Boycott BAD Ingredients: Stay informed and read labels. There are some ingredients that are just plain bad. Here are a few examples.
- Stop using microbeads. Manufacturers of some toothpastes and face scrubs are putting tiny grains of plastic or microbeads into their products to act as scrubbing agents. These wash down the drain and into our rivers and oceans, and end up in fish and other marine organisms. They also attract toxins, enabling them to concentrate in the food chain. There are movements in some countries to ban them. Some plastics commonly used as microbeads are polyethylene (PE), polypropylene (PP), polyethylene terephthalate (PET), polymethyl methacrylate (PMMA) and nylon (PA).
- Use sunscreen that’s safe for our reefs. DO NOT buy sunscreens that contain the following: oxybenzone, avobenzone, butylparaben, homosalate, octinoxate, and 4-methylbenzylidine camphor—these chemicals are killing our reefs. Look instead for sunscreens that use natural ingredients.
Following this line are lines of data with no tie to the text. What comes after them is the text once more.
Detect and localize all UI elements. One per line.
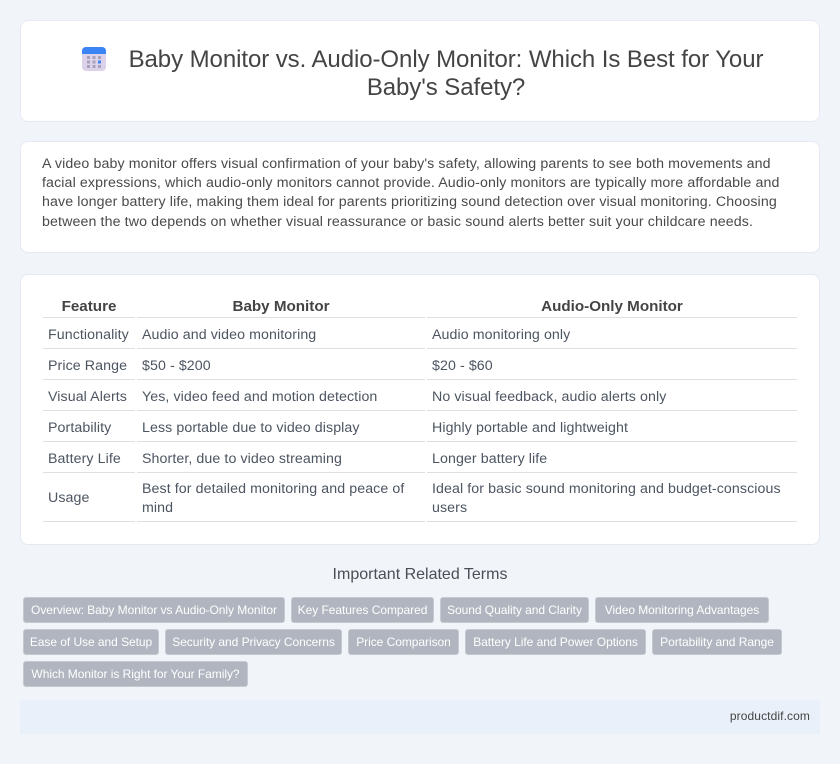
row: Battery Life [48,451,547,467]
tag: Overview [23,597,285,623]
tag: Security and Privacy Concerns [165,629,342,655]
tag: Which Monitor is Right: Which Monitor is Right for Your Family? [31,667,240,681]
tag: Battery Life and Power Options: Battery Life and Power Options [473,635,638,649]
row: Functionality: Functionality [48,327,129,343]
tag: Overview: Overview: Baby Monitor vs Audio-Only Monitor [31,603,277,617]
tag: Battery Life and Power Options [465,629,646,655]
row: Usage: Usage [48,490,89,506]
row: Functionality: Audio and video monitoring [142,327,316,343]
intro paragraph: have longer battery life, making them ideal for parents prioritizing sound detection over visual monitoring. Choosing [42,194,777,210]
tag: Key Features Compared: Key Features Compared [298,603,427,617]
row: Usage: users [432,500,467,516]
row: Battery Life: Shorter, due to video streaming [142,451,342,467]
tag: Key Features Compared [291,597,434,623]
table header: Audio-Only Monitor: Audio-Only Monitor [541,298,683,315]
tag: Video Monitoring Advantages [595,597,769,623]
row: Usage: Ideal for basic sound monitoring and budget-conscious [432,481,781,497]
header panel [20,20,820,122]
row: Battery Life: Longer battery life [432,451,547,467]
row: Usage: mind [142,500,173,516]
tag: Portability and Range [652,629,782,655]
tag: Sound Quality and Clarity: Sound Quality and Clarity [447,603,582,617]
tag: Security and Privacy Concerns: Security and Privacy Concerns [172,635,335,649]
row: Portability [48,420,628,436]
title: Baby's Safety? [367,74,525,101]
row: Portability: Highly portable and lightweight [432,420,628,436]
row: Visual Alerts: Visual Alerts [48,389,127,405]
table header: Baby Monitor: Baby Monitor [232,298,330,315]
title: Baby Monitor vs. Audio-Only Monitor: Which Is Best for Your [129,46,763,73]
tag: Ease of Use and Setup: Ease of Use and Setup [30,635,152,649]
related terms heading: Important Related Terms [333,566,507,583]
title [129,46,764,101]
row: Price Range: Price Range [48,358,127,374]
tag: Video Monitoring Advantages: Video Monitoring Advantages [605,603,759,617]
row: Visual Alerts [48,389,666,405]
row: Functionality: Audio monitoring only [432,327,570,343]
tag: Sound Quality and Clarity [440,597,589,623]
table header: Feature: Feature [62,298,116,315]
row: Battery Life: Battery Life [48,451,121,467]
row: Portability: Less portable due to video display [142,420,360,436]
icon: calendar [82,47,106,71]
row: Usage: Best for detailed monitoring and peace of [142,481,404,497]
footer bar [20,700,820,734]
row: Visual Alerts: Yes, video feed and motion detection [142,389,377,405]
intro paragraph: between the two depends on whether visual reassurance or basic sound alerts better suit your childcare needs. [42,214,753,230]
intro paragraph: facial expressions, which audio-only monitors cannot provide. Audio-only monitors are typically more affordable and [42,175,779,191]
tag: Ease of Use and Setup [23,629,159,655]
row: Price Range [48,358,493,374]
intro paragraph: A video baby monitor offers visual confirmation of your baby's safety, allowing parents to see both movements and [42,156,771,172]
row: Visual Alerts: No visual feedback, audio alerts only [432,389,666,405]
tag: Which Monitor is Right [23,661,248,687]
tag: Price Comparison [348,629,459,655]
row: Price Range: $20 - $60 [432,358,493,374]
panel: comparison table [20,274,820,545]
row: Price Range: $50 - $200 [142,358,211,374]
row: Functionality [48,327,570,343]
row: Usage [48,481,781,516]
tag: Price Comparison: Price Comparison [356,635,451,649]
panel: intro text [20,141,820,253]
footer source text: productdif.com [730,709,810,723]
tag: Portability and Range: Portability and Range [660,635,774,649]
intro paragraph [42,156,779,230]
row: Portability: Portability [48,420,111,436]
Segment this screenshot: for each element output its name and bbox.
- Avoid toxic ingredients in cleaning products. They’re hazardous for personal health and the earth. Avoid products that contain chlorine, ammonia, phthalates, triclosan, quaternary ammonium compounds (QUATS), 2-butoxyethanol, and sodium hydroxide. For safer alternatives, check out Jeani’s GreenMax Pro for all-purpose cleaning without chemicals.
- Stop using styrofoam containers. Use metal, glass or paper-based containers from home when getting carryout instead having it packaged in those white styrofoam containers. Just let the restaurant know before the meal is packed. Styrofoam is made from styrene, which leaches into food that is packaged in it and has been identified as a possible human carcinogen by the US Environmental Protection Agency and the International Agency for Research on Cancer. It’s also not biodegradable and discarded containers end up floating in our oceans and onto our beaches.
Eat More Veggies and Buy Local:
- Eat more vegetarian meals. Start by implementing at least one meatless day per week. Meatless Monday sounds like an easy way to start. In addition to the overall health benefits, less meat consumption contributes to the reduction of greenhouse gases. Studies show that the production of meat generates significantly more greenhouse gases than growing vegetables. It’s estimated that the energy used to produce grain for livestock could be used to feed 840 million people instead.
- Buy locally produced and naturally grown food. Transporting food requires petroleum-based fuels and many fertilizers are also petroleum based. It is estimated that 13 percent of U.S. greenhouse gas emissions result from the production and transport of food. So, buy from local farms that use natural fertilizers and don’t use chemical pesticides and weed killers.